Une femme portant un masque traverse le parc commémoratif de la paix d’Hiroshima, le 5 août.

Le temps passe et le souvenir des bombardements atomiques américains de 1945 sur Hiroshima et Nagasaki s’efface, obligeant à imaginer de nouvelles formes de transmission de cette mémoire douloureuse. « Les gens croient souvent que ce lieu a toujours été un parc. Mais c’était un quartier grouillant, le cœur de la ville. Là, il y avait la maison de ma mère, par là, le magasin de mon grand-père, près d’un cinéma. Il vendait des glaces. » Par ses gestes précis comme par ses mots, Kumiko Seino brave l’étouffante chaleur estivale pour redonner forme, à défaut de vie, à Tenjin-machi, quartier d’Hiroshima appelé aujourd’hui Nakajima et désormais couvert d’arbres ombrageant les monuments érigés en souvenir du bombardement du 6 août 1945, qui a détruit en un instant 70 % des bâtiments sur 12 km² au cœur de la ville du sud-ouest du Japon.
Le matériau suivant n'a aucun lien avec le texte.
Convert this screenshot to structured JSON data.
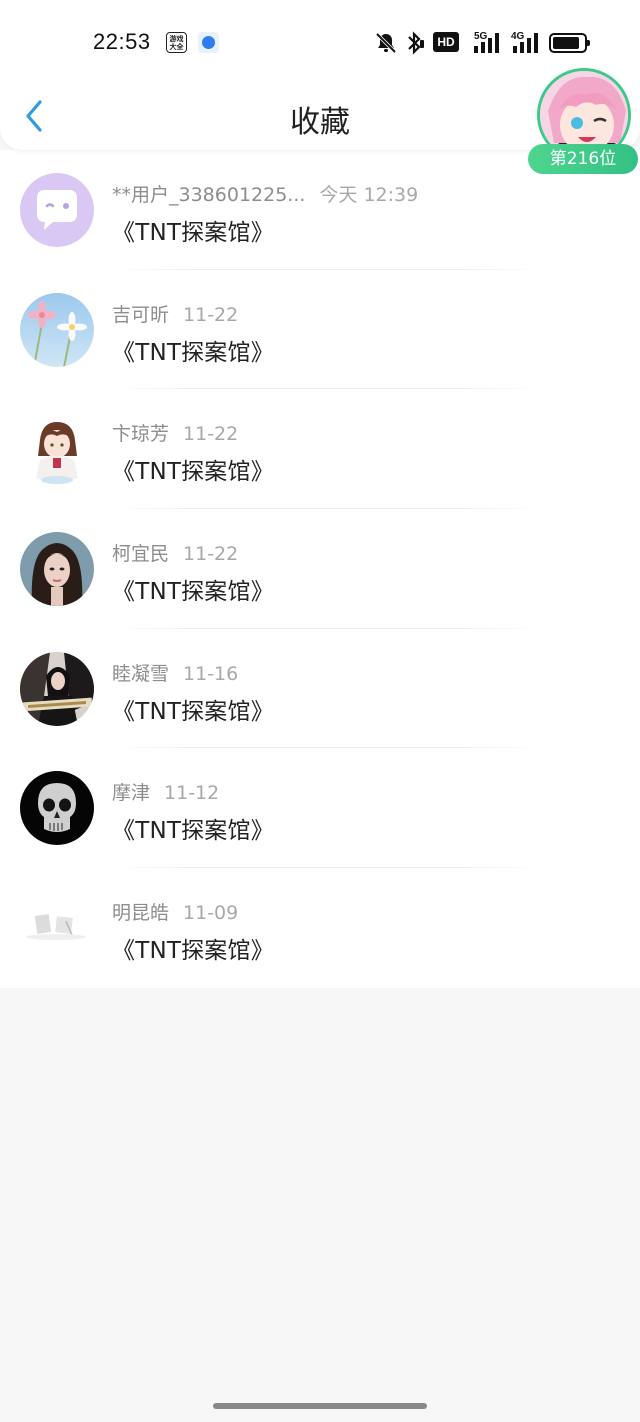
{
  "status_bar": {
    "time": "22:53",
    "app_icon_1_text": "游戏大全",
    "icons": [
      "mute-bell-icon",
      "bluetooth-icon",
      "hd-icon",
      "signal-5g-icon",
      "signal-4g-icon",
      "battery-icon"
    ],
    "hd_label": "HD",
    "net1_label": "5G",
    "net2_label": "4G"
  },
  "nav": {
    "title": "收藏",
    "back_icon": "chevron-left-icon",
    "accent": "#2f9be0"
  },
  "rank": {
    "label": "第216位",
    "color": "#3ec88a"
  },
  "items": [
    {
      "user": "**用户_338601225...",
      "time": "今天 12:39",
      "title": "《TNT探案馆》",
      "avatar": "chat-bubble-avatar"
    },
    {
      "user": "吉可昕",
      "time": "11-22",
      "title": "《TNT探案馆》",
      "avatar": "flowers-avatar"
    },
    {
      "user": "卞琼芳",
      "time": "11-22",
      "title": "《TNT探案馆》",
      "avatar": "anime-girl-avatar"
    },
    {
      "user": "柯宜民",
      "time": "11-22",
      "title": "《TNT探案馆》",
      "avatar": "woman-portrait-avatar"
    },
    {
      "user": "睦凝雪",
      "time": "11-16",
      "title": "《TNT探案馆》",
      "avatar": "dark-photo-avatar"
    },
    {
      "user": "摩津",
      "time": "11-12",
      "title": "《TNT探案馆》",
      "avatar": "skull-avatar"
    },
    {
      "user": "明昆皓",
      "time": "11-09",
      "title": "《TNT探案馆》",
      "avatar": "sketch-avatar"
    }
  ]
}
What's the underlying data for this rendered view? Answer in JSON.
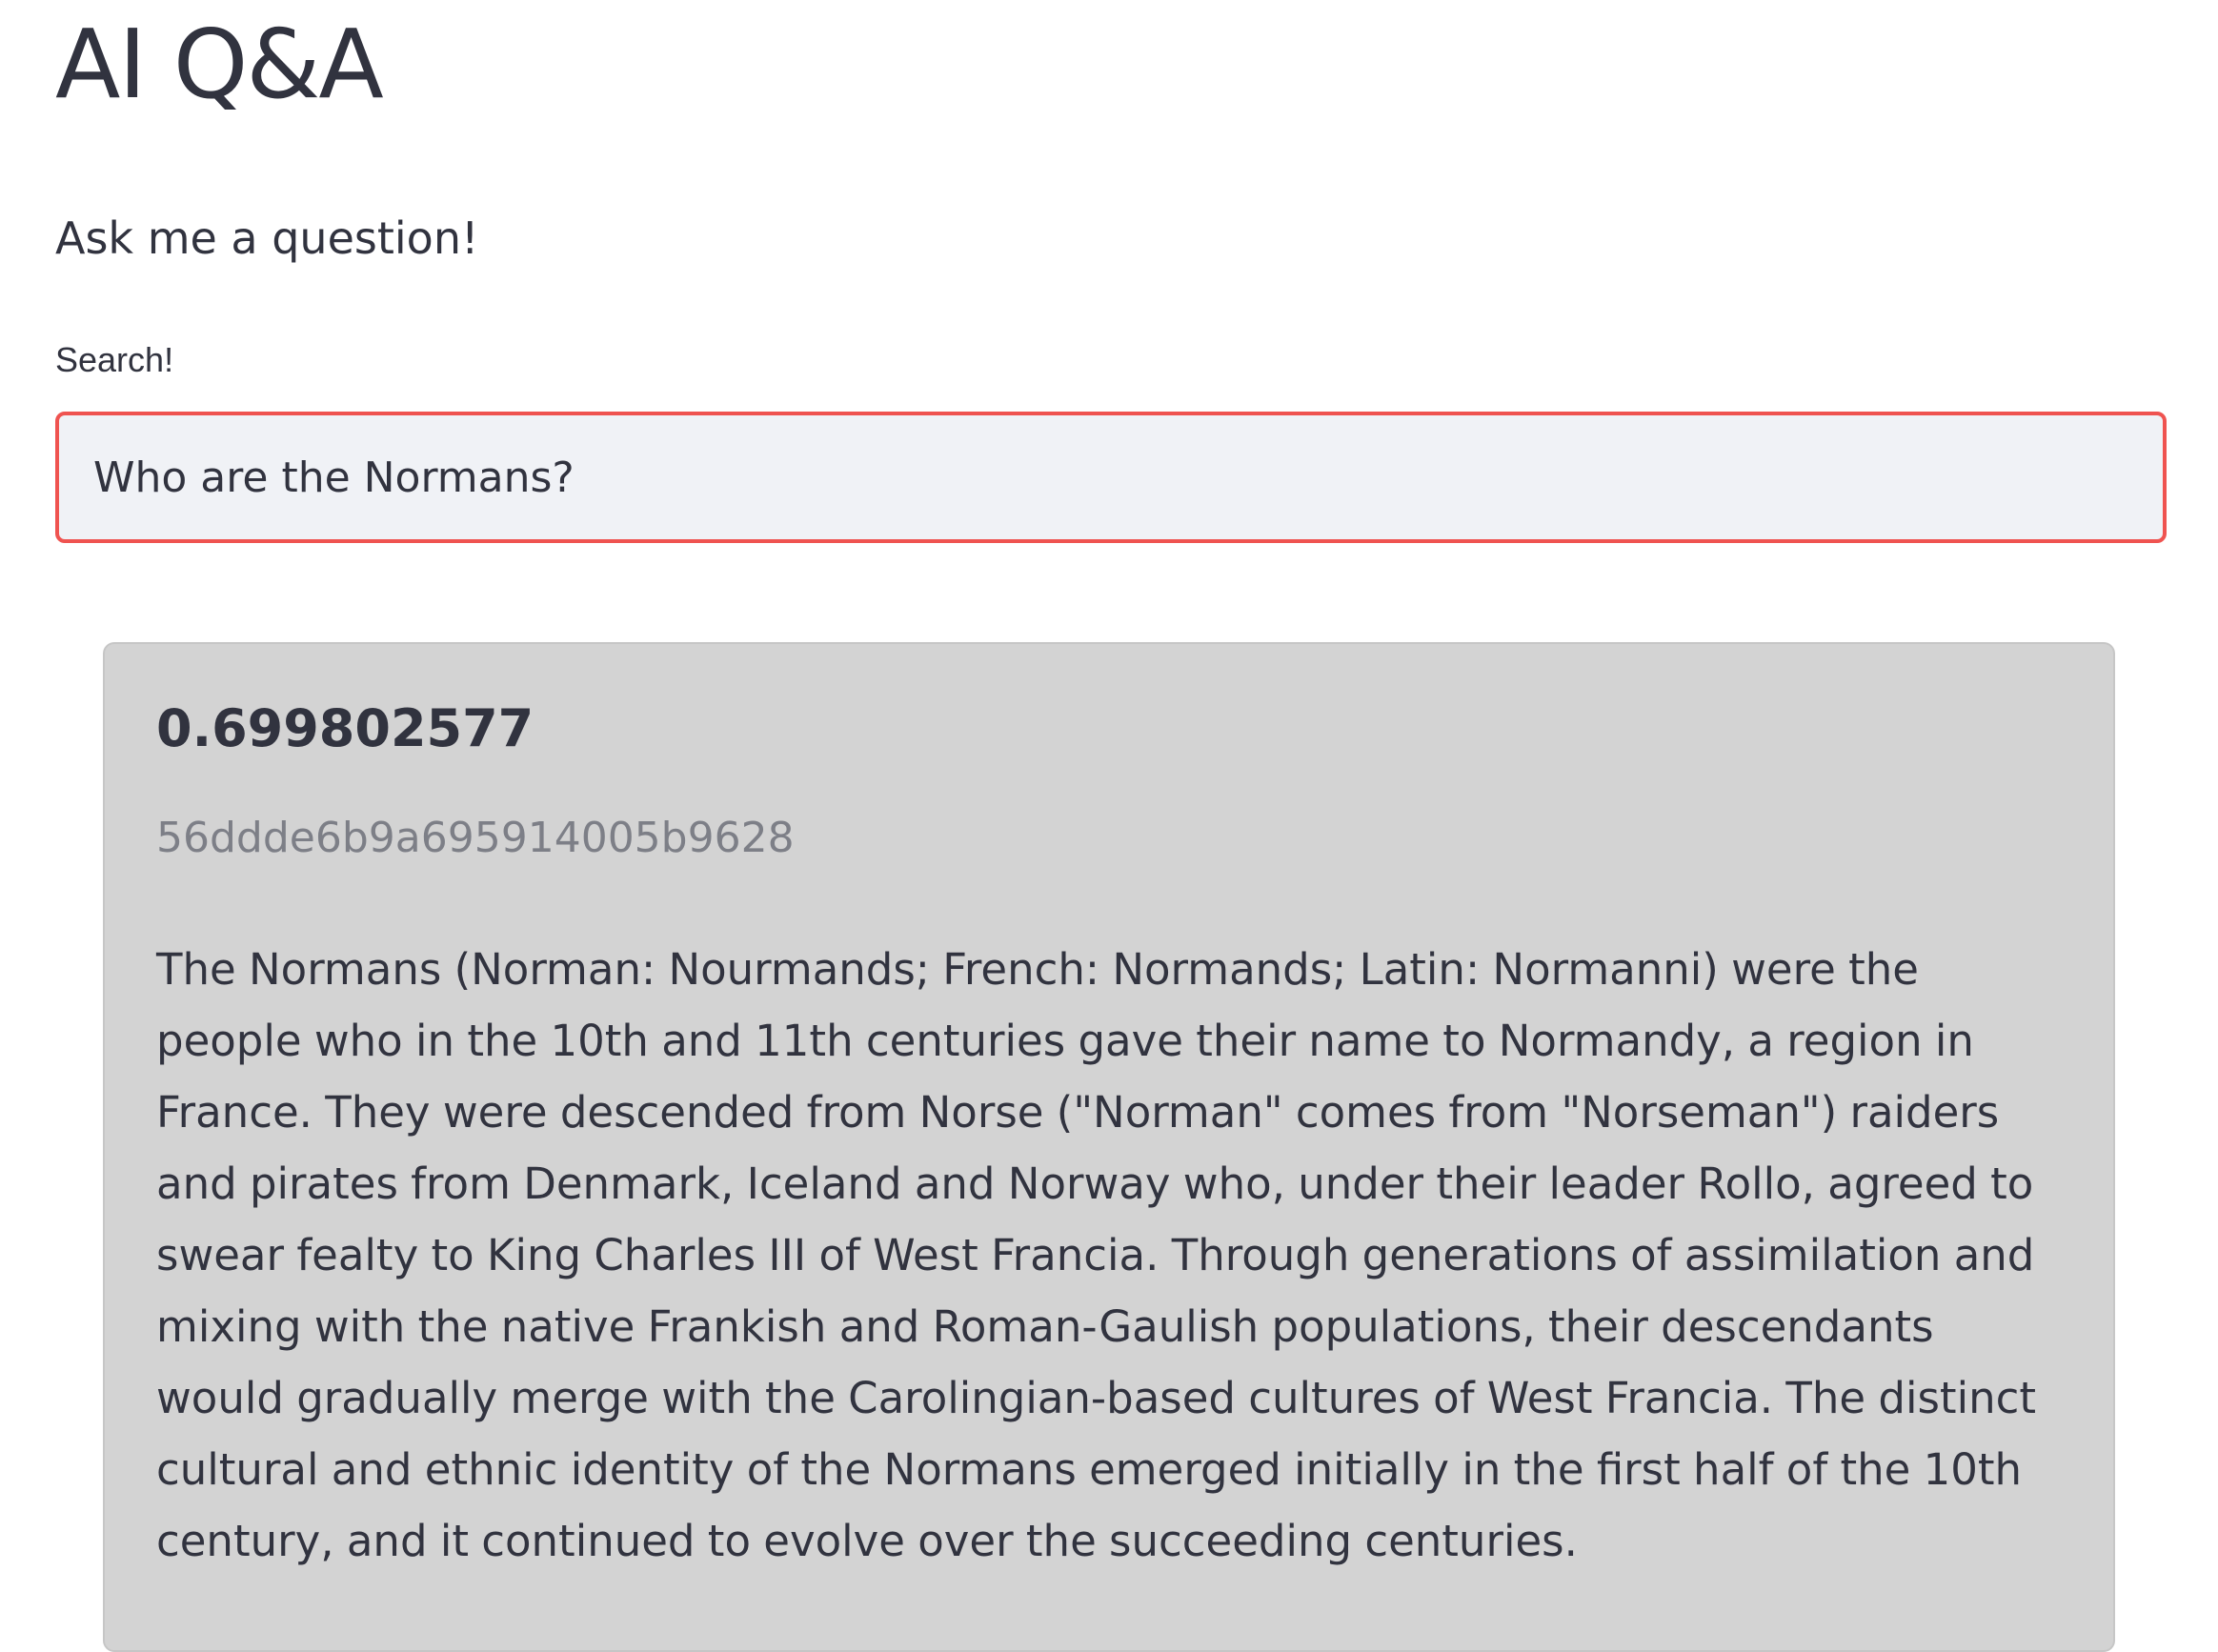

La dynamique infirmière sexagénaire est l’une des 150 « hibaku taiken denshosha », littéralement « successeur de l’expérience des hibakusha » (les survivants du bombardement) chargés de transmettre le message des victimes. Elevée dans une famille de survivants du bombardement, Mme Seino le fait « pour les générations futures qui connaissent mal la guerre et Hiroshima ». Moins de 30 % des Japonais savent les dates exactes des bombardements.

Elle raconte avec détails et conviction l’histoire de Keijiro Matsushima, hibakusha qui fut son professeur d’anglais au collège et qui vécu le bombardement alors qu’il était écolier : « Il était difficile de marcher, le centre de la ville était couvert d’un nuage de mort. Partout, il y avait des corps calcinés. »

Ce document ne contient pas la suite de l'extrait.